Jobs reactie op Elifaz
1Jobs antwoord aan Elifaz luidde:
2 ‘Ik heb dit allemaal al eens eerder gehoord. Fijne troost geven jullie!
3 Komt er dan nooit een eind aan jullie ellenlange toespraken? Wat is er aan de hand dat jullie maar niet uitgepraat raken?
4 Maar misschien zou ik op dezelfde manier spreken als jullie doen, als de rollen omgekeerd waren.
5 Ik zou proberen met troostende woorden te helpen en het verdriet weg te nemen.
6 Maar hoe ik mijzelf nu ook verdedig, mijn verdriet blijft. Al zou ik niets zeggen, dan hielp het nog niet.

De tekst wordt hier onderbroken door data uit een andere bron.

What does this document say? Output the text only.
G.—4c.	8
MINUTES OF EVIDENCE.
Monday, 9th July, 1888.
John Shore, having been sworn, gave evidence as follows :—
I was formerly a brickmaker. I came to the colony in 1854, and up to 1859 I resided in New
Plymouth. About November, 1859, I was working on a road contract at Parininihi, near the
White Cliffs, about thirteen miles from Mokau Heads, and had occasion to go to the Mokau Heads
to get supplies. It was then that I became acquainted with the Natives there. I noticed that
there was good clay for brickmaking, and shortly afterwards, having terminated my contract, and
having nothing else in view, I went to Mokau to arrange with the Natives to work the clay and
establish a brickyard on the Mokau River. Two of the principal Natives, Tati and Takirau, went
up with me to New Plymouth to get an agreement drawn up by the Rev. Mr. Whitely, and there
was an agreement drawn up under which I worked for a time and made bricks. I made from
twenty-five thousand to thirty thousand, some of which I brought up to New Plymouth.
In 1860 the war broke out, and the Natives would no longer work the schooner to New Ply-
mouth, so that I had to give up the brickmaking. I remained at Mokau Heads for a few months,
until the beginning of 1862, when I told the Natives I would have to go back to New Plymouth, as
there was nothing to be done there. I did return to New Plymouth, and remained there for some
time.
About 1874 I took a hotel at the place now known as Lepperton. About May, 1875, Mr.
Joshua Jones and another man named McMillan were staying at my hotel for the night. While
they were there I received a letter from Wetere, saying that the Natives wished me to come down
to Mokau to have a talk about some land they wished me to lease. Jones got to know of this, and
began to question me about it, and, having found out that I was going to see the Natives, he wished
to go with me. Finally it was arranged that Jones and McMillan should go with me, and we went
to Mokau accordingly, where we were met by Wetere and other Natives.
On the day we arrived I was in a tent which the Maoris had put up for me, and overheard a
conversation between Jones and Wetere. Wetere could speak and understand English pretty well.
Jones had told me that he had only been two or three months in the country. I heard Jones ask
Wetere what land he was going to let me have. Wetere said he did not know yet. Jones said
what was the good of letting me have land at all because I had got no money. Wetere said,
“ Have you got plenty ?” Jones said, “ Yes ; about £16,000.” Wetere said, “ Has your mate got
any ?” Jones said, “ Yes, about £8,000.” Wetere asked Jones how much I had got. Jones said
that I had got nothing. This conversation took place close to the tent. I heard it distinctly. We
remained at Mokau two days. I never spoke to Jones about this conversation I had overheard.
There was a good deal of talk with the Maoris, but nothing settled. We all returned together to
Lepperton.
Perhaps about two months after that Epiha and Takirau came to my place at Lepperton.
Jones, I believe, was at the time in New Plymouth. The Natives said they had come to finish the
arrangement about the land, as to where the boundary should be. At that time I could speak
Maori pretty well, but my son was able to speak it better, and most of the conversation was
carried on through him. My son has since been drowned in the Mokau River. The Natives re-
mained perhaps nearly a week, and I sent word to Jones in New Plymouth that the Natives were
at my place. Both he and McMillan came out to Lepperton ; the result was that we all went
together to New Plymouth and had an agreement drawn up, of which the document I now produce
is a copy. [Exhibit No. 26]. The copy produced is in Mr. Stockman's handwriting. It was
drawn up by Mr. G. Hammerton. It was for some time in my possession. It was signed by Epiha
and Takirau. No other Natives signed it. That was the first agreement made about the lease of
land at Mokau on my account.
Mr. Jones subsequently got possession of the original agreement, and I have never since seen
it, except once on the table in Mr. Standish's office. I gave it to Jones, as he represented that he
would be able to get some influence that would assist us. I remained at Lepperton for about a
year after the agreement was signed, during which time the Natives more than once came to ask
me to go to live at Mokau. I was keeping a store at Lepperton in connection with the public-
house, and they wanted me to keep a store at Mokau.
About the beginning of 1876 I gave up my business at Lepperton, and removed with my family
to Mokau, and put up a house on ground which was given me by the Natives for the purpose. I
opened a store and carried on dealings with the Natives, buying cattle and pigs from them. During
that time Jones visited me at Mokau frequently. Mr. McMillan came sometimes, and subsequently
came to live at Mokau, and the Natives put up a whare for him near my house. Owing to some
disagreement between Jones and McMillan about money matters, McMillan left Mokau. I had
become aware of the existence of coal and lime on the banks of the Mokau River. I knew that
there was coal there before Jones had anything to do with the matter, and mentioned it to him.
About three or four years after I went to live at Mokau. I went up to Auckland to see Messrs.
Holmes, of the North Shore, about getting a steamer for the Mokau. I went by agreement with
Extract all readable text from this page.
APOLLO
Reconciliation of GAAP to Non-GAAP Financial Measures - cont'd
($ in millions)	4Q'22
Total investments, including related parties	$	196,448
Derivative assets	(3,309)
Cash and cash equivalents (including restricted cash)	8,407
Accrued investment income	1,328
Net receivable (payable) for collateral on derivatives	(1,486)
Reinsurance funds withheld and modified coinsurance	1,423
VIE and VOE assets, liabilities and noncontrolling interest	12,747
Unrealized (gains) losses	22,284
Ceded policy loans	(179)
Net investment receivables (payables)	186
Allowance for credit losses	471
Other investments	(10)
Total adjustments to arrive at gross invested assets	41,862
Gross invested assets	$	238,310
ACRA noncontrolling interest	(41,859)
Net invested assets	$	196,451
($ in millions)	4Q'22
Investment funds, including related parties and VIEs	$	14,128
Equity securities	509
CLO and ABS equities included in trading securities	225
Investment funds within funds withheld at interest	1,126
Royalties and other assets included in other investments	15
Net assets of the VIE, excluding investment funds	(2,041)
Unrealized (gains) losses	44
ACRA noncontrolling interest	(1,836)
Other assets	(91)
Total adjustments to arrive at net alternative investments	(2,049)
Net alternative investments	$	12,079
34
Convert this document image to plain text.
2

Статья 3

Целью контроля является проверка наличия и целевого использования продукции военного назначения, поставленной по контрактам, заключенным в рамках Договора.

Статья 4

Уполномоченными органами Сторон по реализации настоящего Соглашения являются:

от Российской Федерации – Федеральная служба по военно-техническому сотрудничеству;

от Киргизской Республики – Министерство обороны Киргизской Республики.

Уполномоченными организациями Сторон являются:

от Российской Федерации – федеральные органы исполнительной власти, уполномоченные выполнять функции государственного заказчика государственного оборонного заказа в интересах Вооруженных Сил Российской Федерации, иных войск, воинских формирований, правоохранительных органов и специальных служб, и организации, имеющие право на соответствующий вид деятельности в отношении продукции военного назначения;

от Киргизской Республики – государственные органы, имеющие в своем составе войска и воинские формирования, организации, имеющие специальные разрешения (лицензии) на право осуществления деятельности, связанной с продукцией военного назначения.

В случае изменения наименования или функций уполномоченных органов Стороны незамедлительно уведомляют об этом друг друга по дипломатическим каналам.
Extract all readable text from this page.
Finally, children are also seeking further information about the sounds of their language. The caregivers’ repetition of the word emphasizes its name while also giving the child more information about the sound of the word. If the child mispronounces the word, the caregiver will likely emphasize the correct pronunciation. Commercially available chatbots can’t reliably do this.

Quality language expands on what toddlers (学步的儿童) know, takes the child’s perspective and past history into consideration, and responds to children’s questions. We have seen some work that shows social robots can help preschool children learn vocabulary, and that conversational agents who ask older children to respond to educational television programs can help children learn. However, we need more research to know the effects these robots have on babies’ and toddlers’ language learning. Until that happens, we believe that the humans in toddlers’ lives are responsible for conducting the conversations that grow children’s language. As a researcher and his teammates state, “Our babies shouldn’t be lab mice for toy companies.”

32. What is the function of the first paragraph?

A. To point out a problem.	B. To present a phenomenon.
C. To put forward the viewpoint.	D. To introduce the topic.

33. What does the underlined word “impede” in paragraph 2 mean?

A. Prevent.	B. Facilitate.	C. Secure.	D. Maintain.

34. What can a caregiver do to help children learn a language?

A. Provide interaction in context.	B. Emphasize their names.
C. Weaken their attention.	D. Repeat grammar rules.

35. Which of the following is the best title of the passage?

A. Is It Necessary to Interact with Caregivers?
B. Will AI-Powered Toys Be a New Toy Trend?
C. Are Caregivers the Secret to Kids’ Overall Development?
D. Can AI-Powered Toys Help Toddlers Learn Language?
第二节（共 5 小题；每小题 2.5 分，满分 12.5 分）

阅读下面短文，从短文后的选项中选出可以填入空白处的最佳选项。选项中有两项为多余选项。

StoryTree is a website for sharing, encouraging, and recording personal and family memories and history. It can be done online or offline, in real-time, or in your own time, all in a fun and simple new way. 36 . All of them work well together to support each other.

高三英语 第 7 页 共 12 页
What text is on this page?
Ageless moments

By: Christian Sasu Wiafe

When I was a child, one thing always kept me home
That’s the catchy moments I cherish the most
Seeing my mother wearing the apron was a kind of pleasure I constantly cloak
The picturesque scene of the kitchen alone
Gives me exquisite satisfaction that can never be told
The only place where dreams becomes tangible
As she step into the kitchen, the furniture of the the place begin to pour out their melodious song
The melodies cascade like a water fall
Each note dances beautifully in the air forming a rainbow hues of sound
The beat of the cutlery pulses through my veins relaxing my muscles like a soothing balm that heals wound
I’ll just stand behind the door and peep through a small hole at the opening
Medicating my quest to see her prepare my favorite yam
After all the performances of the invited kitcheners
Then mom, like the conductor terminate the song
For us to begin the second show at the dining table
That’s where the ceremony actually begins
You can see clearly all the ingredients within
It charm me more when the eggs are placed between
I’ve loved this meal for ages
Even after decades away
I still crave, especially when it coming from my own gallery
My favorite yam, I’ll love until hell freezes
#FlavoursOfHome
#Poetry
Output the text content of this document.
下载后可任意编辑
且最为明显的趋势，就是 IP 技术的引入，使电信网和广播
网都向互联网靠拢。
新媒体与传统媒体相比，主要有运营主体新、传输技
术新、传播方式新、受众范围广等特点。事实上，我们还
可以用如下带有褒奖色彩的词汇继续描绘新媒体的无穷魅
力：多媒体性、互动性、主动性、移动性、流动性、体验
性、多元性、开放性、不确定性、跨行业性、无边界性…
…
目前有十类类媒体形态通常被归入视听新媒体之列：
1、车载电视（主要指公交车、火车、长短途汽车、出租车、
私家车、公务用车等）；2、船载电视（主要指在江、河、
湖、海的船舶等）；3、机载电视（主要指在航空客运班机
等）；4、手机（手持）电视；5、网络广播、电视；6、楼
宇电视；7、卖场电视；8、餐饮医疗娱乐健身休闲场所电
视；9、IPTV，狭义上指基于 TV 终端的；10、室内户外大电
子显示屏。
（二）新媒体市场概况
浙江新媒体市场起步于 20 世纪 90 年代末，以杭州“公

7 Och God, U hebt mij zó moe gemaakt en de mensen om mij heen weggevaagd.
8 U hebt mij gegrepen en vernederd, als bewijs van mijn zonden, zeggen zij. Mijn eigen ellende klaagt mij aan.
9 God valt mij aan en rukt woedend aan mijn vlees, tandenknarsend kijkt Hij op mij neer met zijn doordringende ogen.
10 De mensen bespotten me en lachen mij uit, minachtend slaan zij mij in mijn gezicht. Allemaal spannen ze tegen mij samen.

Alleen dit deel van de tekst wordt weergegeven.